Russ, konuşmayı çok severdi ve şimdi iki dizinin üzerinde durmuştu, hiçbir şey söylemedi. Bunun doğru olduğunu onaylamasının bir yolu yoktu ve içinde bunu yapmanın yanlış olduğunu hissediyordu.
“Her neyse, seni ikna etmekten vazgeçtim.” Leyla siad.
O anda Sil ve Minny gölgeden çıkmışlardı. Sil’e biraz güç vermeye devam etti ama hepsini değil, şu anki vücudunun her şeyi içine almasının tehlikeli olduğunu ve Qi’nin artmasıyla bile Sil’in kazanamayacağını biliyordu.
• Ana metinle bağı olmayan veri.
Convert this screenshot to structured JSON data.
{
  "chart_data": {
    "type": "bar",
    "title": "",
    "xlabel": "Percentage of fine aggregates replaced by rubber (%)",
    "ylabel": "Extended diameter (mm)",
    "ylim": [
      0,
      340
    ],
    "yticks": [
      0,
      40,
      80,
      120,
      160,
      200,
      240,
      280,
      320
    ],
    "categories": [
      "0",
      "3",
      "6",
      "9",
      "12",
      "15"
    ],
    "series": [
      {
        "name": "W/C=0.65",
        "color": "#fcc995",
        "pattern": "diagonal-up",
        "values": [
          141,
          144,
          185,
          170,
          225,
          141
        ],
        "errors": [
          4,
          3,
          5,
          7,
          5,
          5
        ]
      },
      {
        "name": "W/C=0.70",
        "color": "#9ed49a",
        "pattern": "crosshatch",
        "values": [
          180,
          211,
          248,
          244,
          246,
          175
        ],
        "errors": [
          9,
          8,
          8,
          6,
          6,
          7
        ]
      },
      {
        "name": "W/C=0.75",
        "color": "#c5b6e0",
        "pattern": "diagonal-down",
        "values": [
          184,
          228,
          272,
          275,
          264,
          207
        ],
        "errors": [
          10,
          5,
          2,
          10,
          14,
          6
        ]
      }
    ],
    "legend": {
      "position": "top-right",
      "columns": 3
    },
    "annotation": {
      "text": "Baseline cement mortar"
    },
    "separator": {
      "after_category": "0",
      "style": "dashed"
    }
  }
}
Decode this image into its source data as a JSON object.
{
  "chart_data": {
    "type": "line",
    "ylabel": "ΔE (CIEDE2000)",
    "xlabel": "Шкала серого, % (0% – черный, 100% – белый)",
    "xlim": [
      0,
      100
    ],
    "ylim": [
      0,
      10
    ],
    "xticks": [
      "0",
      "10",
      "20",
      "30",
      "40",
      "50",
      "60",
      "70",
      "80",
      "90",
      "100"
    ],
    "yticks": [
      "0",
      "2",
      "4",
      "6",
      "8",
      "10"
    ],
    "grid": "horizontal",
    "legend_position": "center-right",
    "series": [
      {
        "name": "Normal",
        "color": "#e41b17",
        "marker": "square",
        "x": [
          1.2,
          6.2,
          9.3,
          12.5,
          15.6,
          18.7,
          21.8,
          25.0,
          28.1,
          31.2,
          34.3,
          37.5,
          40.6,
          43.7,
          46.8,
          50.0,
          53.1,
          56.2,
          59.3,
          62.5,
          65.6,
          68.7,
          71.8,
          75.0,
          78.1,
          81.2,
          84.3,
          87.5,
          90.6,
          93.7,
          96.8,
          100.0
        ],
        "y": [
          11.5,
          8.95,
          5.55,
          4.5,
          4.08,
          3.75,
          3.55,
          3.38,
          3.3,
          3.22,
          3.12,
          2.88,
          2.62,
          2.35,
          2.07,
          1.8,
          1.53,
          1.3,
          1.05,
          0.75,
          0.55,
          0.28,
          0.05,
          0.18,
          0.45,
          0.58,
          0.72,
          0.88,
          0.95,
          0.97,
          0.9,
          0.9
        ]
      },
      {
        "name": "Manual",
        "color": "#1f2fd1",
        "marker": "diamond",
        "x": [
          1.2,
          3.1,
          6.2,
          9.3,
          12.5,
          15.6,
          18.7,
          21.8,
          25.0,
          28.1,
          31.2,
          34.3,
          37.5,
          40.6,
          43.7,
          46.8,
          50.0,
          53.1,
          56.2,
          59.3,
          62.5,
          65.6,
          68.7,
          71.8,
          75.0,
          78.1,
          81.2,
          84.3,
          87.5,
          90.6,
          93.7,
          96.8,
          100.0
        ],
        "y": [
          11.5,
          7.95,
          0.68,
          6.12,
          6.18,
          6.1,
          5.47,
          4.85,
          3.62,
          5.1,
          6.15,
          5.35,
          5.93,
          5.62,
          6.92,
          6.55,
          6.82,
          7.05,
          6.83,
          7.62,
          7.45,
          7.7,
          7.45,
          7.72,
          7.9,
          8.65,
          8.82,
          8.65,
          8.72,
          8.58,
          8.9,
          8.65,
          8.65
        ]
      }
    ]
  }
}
Kendi planıyla gidiyordu. Kendisi yeterince enerji topladıktan sonra siyah kılıcı aldı ve Russ’ı boynundan yakaladı.
“Eğer ölmeyi gerçekten bu kadar umursamıyorsanız, o zaman savaş alanına gitmeliyiz!” Russ’ı yakalayan Layla, elinde siyah kılıçla dışarı koştu.
Ondan güç almıyordu, sadece önünde tutuyordu. Savaştan ve çatışmalardan gelen enerji o kadar yoğundu ki, kılıcı olmasaydı geri püskürtülebilirdi.
Şimdi ikisi savaş alanındayken, Layla’nın Russ’a söylemesine izin verirken söyleyecek sadece son birkaç sözü vardı.
“Şimdi seç, ya nefret ettiğin kişi için ölürsün ya da Sil’e yardım edip yaşa, sen karar ver.”